Wir übernahmen den Patienten unter laufender Noradrenalininfusion (4 mg/h), Analgosedation mit Midazolam/Fentanyl, Atropin mit 4 mg/h, beatmet mit 100% Sauerstoff PEEP 10 mit einem Blutdruck von 80/40 mmHg, Herzfrequenz 100/min mit pulsoxymetrischer Sättigung von 100%.

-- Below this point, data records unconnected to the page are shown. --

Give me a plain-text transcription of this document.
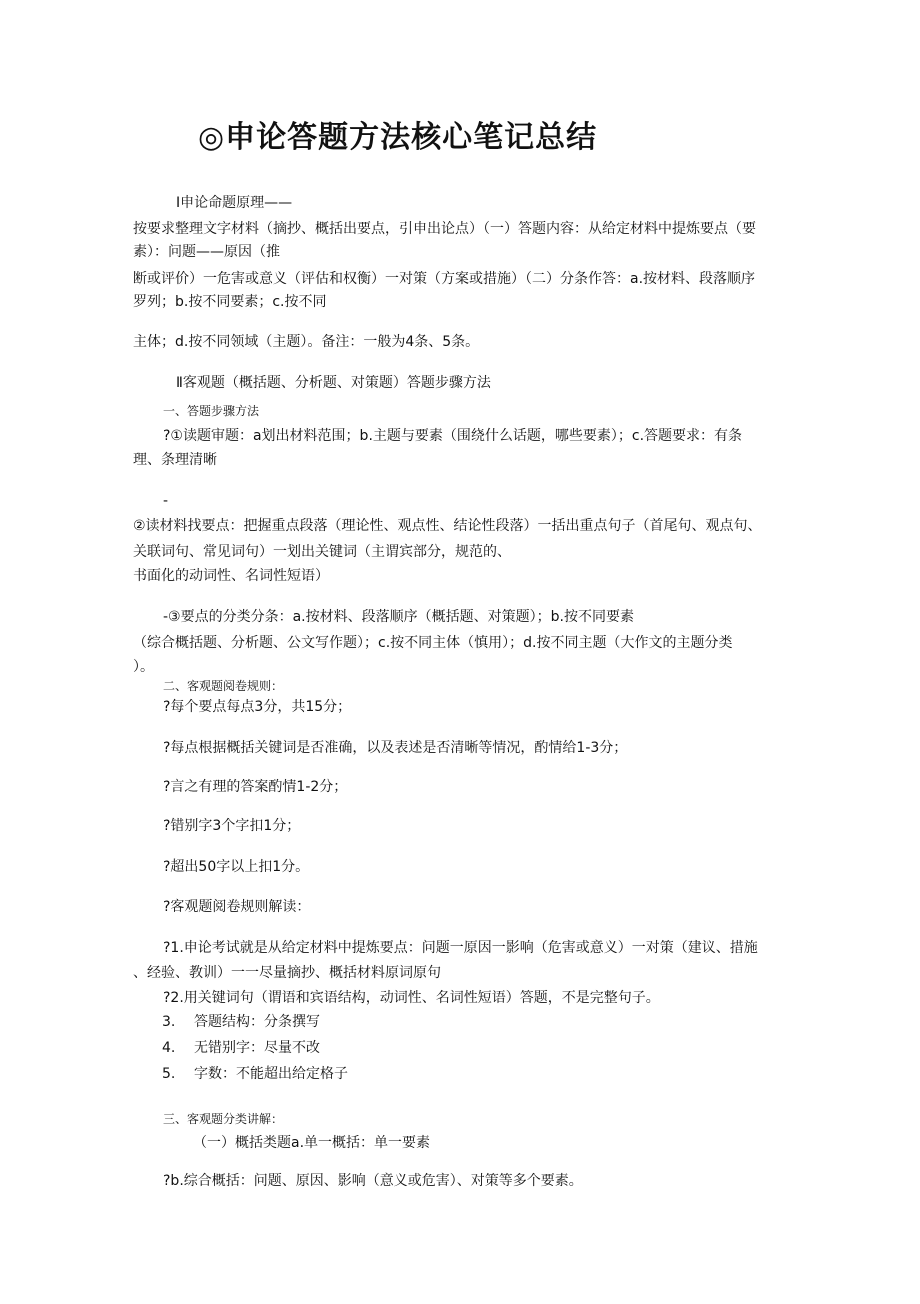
◎申论答题方法核心笔记总结
Ⅰ申论命题原理——
按要求整理文字材料（摘抄、概括出要点，引申出论点）（一）答题内容：从给定材料中提炼要点（要
素）：问题——原因（推
断或评价）一危害或意义（评估和权衡）一对策（方案或措施）（二）分条作答：a.按材料、段落顺序
罗列；b.按不同要素；c.按不同
主体；d.按不同领域（主题）。备注：一般为4条、5条。
Ⅱ客观题（概括题、分析题、对策题）答题步骤方法
一、答题步骤方法
?①读题审题：a划出材料范围；b.主题与要素（围绕什么话题，哪些要素）；c.答题要求：有条
理、条理清晰
-
②读材料找要点：把握重点段落（理论性、观点性、结论性段落）一括出重点句子（首尾句、观点句、
关联词句、常见词句）一划出关键词（主谓宾部分，规范的、
书面化的动词性、名词性短语）
-③要点的分类分条：a.按材料、段落顺序（概括题、对策题）；b.按不同要素
（综合概括题、分析题、公文写作题）；c.按不同主体（慎用）；d.按不同主题（大作文的主题分类
）。
二、客观题阅卷规则：
?每个要点每点3分，共15分；
?每点根据概括关键词是否准确，以及表述是否清晰等情况，酌情给1-3分；
?言之有理的答案酌情1-2分；
?错别字3个字扣1分；
?超出50字以上扣1分。
?客观题阅卷规则解读：
?1.申论考试就是从给定材料中提炼要点：问题一原因一影响（危害或意义）一对策（建议、措施
、经验、教训）一一尽量摘抄、概括材料原词原句
?2.用关键词句（谓语和宾语结构，动词性、名词性短语）答题，不是完整句子。
3. 答题结构：分条撰写
4. 无错别字：尽量不改
5. 字数：不能超出给定格子
三、客观题分类讲解：
（一）概括类题a.单一概括：单一要素
?b.综合概括：问题、原因、影响（意义或危害）、对策等多个要素。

Bei Nierenversagen und hohen Laktatwerten begannen wir zunächst mit einer 8-stündigen (2 × 4 Stunden) Hämodialyse, gefolgt von insgesamt 3 Tagen mit kontinuierlicher Hämodiafiltration. Danach kam die Urinproduktion wieder in Gang und im weiteren, insgesamt 26-tägigen Verlauf mussten keine weiteren Nierenersatzverfahren angewendet werden. Unter Volumenzufuhr konnte über 6 Tage das teils sehr hoch dosierte Noradrenalin reduziert und schließlich beendet werden. Am 7. Tag nach Aufnahme hatte sich der Kreislauf und die Lungenfunktion soweit gebessert, dass der Patient nach Pausieren der Analgosedation extubiert werden konnte. Leider hielt die Phase der Spontanatmung mit intermittierendem Masken-CPAP nur etwa 48 Stunden an, da der Patient seine großen Mengen an Bronchialsekret mangels Muskelkraft kaum abhusten konnte. Auch die erneute Gabe von Atropin in gesteigerter Dosierung konnte die Reintubation nicht verhindern. Wolkige Verschattungen im Thoraxröntgen und erhöhte Entzündungszeichen ließen differenzialdiagnostisch auch an eine Retentionspneumonie denken. Nach weiteren 5 Tagen Beatmung, antibiotischer Behandlung und jetzt kontinuierlicher Atropingabe gelang eine erneute Extubation am 17. Tag nach Aufnahme. Ein anfänglicher Verwirrtheitszustand „Delir, Durchgangssyndrom“ komplizierte die ersten Tage, doch dann zeigte sich eine stetige Besserung.

Mehrere Versuche, die kontinuierliche Medikation mit Atropin zu beenden, misslangen zunächst, da jeweils erneut größere Mengen Bronchialsekret entstanden, die auch den Gasaustausch störten. Letztlich konnte Atropin erst am 25. Tag ohne schädliche Folgen beendet werden. Am Folgetag wurde der Patient nach psychiatrischem Konsil in eine heimatnahe Psychiatrie zur weiteren Behandlung verlegt. Die Dosierungen von Noradrenalin, Atropin, die Tage mit Beatmung, die Herzfrequenz und der Verlauf der Pseudocholinesterase sind in [Abb. 1] dargestellt. Bemerkenswert sind die hohen Gesamtdosen von Noradrenalin von 680 mg und die des Atropins von 330 mg.